La ola de calor ha terminado y las temperaturas han descendido, pero los incendios siguen sin dar un respiro. Y no solo en España, Portugal también está siendo arrasada por las llamas. De acuerdo con el Sistema Europeo de Información sobre Incendios Forestales (EFFIS), el fuego ha quemado unas 278.000 hectáreas desde principio de año, lo que supone un 3% del territorio luso.
Actualmente, solo hay un gran incendio "significativo" en Portugal, aunque permanecen activos unos 34 focos de menor intensidad, según la Autoridad Nacional de Emergencias y Protección Civil (ANEPC) portuguesa. Este gran fuego, con dos frentes activos, fue originado el pasadon 13 de agosto en el municipio de Arganil -perteneciente al distrito de Coimbra- y se ha extendido por varios municipios. Un dispositivo de 492 vehículos, 1.462 efectivos y 15 medios aéreos se ha desplegado en la zona para combatir las llamas.
Desde la ANEPC informan de que otros fuegos "significativos" han sido controlados, el último el de Castro Daire -en el distrito de Viseu- esta madrugada. Los bomberos también han conseguido dominar el incendio de Figueira de Castelo Rodrigo, en la región de Serra da Estrela -el parque natural más grande del país- y cercano a Salamanca. Un centenar de efectivos y 36 vehículos continúan en la zona para evitar la reactivación y propagación de las llamas.
Según la página web de la ANEPC, este sábado 23 de agosto hay 37 focos donde las autoridades lusas están trabajando, incluidos los fuegos ya extintos y sin peligro de propagación. Por todo Portugal se han desplegado 2.437 efectivos, 766 medios terrestres y 23 medios aéreos. Los incendios del verano han calcinado más de 60.000 hectáreas, de acuerdo con Protección Civil.
Tal y como ocurre en España, varias personas han sido detenidos por presuntamente provocar los fuegos. El pasado 19 de agosto, un hombre de 39 años era detenido por iniciar múltiples focos este mes en la Serra de Todo Mundo, a 80 kilómetros por el norte de Lisboa. Se investiga al arrestado por ser el supuesto autor de ocho delitos de incendios forestales entre el 6 y 12 de agosto.

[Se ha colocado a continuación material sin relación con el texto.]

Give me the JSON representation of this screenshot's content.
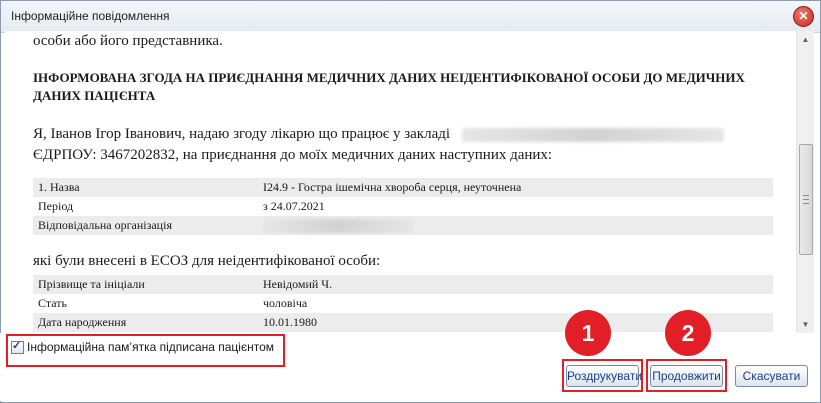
{
  "window": {
    "title": "Інформаційне повідомлення",
    "close_glyph": "✕"
  },
  "content": {
    "para_top": "особи або його представника.",
    "heading": "ІНФОРМОВАНА ЗГОДА НА ПРИЄДНАННЯ МЕДИЧНИХ ДАНИХ НЕІДЕНТИФІКОВАНОЇ ОСОБИ ДО МЕДИЧНИХ ДАНИХ ПАЦІЄНТА",
    "consent_line1": "Я, Іванов Ігор Іванович, надаю згоду лікарю що працює у закладі",
    "consent_line2": "ЄДРПОУ: 3467202832, на приєднання до моїх медичних даних наступних даних:",
    "table1": [
      {
        "key": "1. Назва",
        "value": "I24.9 - Гостра ішемічна хвороба серця, неуточнена"
      },
      {
        "key": "Період",
        "value": "з 24.07.2021"
      },
      {
        "key": "Відповідальна організація",
        "value": ""
      }
    ],
    "section2": "які були внесені в ЕСОЗ для неідентифікованої особи:",
    "table2": [
      {
        "key": "Прізвище та ініціали",
        "value": "Невідомий Ч."
      },
      {
        "key": "Стать",
        "value": "чоловіча"
      },
      {
        "key": "Дата народження",
        "value": "10.01.1980"
      }
    ]
  },
  "footer": {
    "checkbox_label": "Інформаційна пам’ятка підписана пацієнтом",
    "checkbox_checked": true,
    "buttons": {
      "print": "Роздрукувати",
      "continue": "Продовжити",
      "cancel": "Скасувати"
    },
    "badges": {
      "one": "1",
      "two": "2"
    }
  },
  "colors": {
    "accent_red": "#e21f26",
    "button_text": "#15428b"
  },
  "icons": {
    "close": "close-icon",
    "scroll_up": "scroll-up-arrow-icon",
    "scroll_down": "scroll-down-arrow-icon"
  }
}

También han sido detenidas hasta cuatro personas más sospechosas de haber originado un incendio. A un hombre de 29 años se le señala por, supuestamente, empezar dos fuegos en el municipio de Moimenta da Beira (distrito de Viseu) el 16 y 18 de agosto. Una mujer ha sido acusada de provocar un incendio rural en el municipio de Vila Real el pasado 18 de agosto.
La Policía Judicial ha detenido asimismo a dos jóvenes de 20 y 23 años por ser los presuntos autores de las llamas en Lousã (distrito de Coimbra) este lunes 18. Según las autoridades, los acusados usaron un mechero para prender fuego. Además, la policía destaca que se trata de una zona rural próxima a viviendas y compuesta por una "densa vegetación espontánea", como arbustos y hierbas. Ese día se registraron condiciones de riesgo "máximo" de incendios debido a las temperaturas elevadas y los relativamente bajos niveles de humedad.
Cuatro muertes en los incendios de Portugal
Por desgracia, la ola de incendios en Portugal ha acabado con la vida de cuatro personas. El último fallecido ha sido un hombre de 45 años que trabajaba de operario para una empresa dedicada a combatir incendios. El hombre fue ingresado en el hospital con heridas en el 75% de su cuerpo, tras estar luchando contra las llamas en el municipio de Sabugal, ubicado en el distrito de Guarda y próximo a la provincia española de Salamanca.
La tercera muerte ocurrió el pasado martes 19 de agosto. Un hombre de 75 años falleció al caerse de la máquina agrícola que conducía mientras luchaba como voluntario por extinguir el fuego en el municipio de Mirandela (distrito de Bragança). Estos dos hombres se suman al civil fallecido el 15 de agosto, también mientras, como voluntario, ayudaba a paliar las llamas, y un bombero que sufrió un accidente de tráfico el domingo 17.
Además, otro bombero se encuentra en estado crítico tras resultar herido en las tareas de extinción.